I wish to close this sermon on a pastoral note, one that will give us each an opportunity to put the great obligation into action. A number of you have spoken with me over the past few days and weeks about the upcoming election, and how differing political views have affected, sometimes in painful ways, your relationships with friends, colleagues, even other congregants here at All Souls. This tendency of relationships to fracture along political lines, while always present in key election years, seems more pronounced this time, perhaps because of the widely-held view that more is at stake. 

Especially over the next few weeks, I hope all of us will remember two things. The first is that we do not come to All Souls because we all agree on religious doctrines, much less on political ones. This is a liberal congregation, where each individual is responsible to decide what to believe and how to live, as well as how to vote. In this spirit, I expect each of us to display the same openness of mind and generosity of heart when we touch on political matters as we do when discussing, say, the Bond of Union or the nature and existence of God.

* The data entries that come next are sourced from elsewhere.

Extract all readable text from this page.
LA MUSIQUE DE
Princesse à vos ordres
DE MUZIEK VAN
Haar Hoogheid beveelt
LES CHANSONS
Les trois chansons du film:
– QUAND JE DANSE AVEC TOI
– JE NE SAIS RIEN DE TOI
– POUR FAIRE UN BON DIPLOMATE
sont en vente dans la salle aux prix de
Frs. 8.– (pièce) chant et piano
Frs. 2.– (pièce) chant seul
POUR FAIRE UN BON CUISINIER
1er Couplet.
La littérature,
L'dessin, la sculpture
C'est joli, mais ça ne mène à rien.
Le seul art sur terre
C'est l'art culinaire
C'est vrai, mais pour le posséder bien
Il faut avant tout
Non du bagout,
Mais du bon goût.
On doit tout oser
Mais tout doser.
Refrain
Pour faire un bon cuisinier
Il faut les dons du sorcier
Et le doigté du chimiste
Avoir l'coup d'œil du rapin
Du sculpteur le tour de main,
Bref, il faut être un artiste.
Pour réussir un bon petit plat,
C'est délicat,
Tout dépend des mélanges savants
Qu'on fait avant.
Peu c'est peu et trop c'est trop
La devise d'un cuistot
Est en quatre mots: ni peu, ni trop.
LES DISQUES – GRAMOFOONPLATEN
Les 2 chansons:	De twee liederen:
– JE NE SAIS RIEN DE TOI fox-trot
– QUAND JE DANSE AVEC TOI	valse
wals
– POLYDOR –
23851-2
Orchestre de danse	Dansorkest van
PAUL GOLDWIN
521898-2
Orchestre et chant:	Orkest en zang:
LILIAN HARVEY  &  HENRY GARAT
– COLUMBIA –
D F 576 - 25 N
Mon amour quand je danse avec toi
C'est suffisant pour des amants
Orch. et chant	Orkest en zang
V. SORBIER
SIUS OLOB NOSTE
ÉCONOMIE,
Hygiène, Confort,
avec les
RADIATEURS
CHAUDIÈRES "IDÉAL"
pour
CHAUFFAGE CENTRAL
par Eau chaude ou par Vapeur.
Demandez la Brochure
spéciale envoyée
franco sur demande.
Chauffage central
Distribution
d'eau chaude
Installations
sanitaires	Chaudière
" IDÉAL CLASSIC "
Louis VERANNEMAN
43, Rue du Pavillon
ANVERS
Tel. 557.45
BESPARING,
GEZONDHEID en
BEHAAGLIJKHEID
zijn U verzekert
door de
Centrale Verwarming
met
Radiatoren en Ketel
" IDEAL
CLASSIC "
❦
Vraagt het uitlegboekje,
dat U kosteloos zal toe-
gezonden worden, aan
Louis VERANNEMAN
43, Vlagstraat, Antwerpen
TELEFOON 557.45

The second is a plea that we take to heart the great obligation. Most of the people who disagree with you are not wild-eyed zealots of the left or right. They are simply responding as best they can to the challenges they have experienced in life. Our political views express what we strive for and what we are afraid of, what we are trying to protect and what we are defending against, what we are angry about and what we have given up on. The only hope anyone has of influencing our views is first to understand why we hold them. In other words, don't listen for the supporting argument, listen for the pain or the yearning behind it.

Our great obligation, the commitment from which everything else follows, is to turn toward the light—the light of knowledge, understanding, compassion, and even love. It is the one thing we can do that will make everything else possible.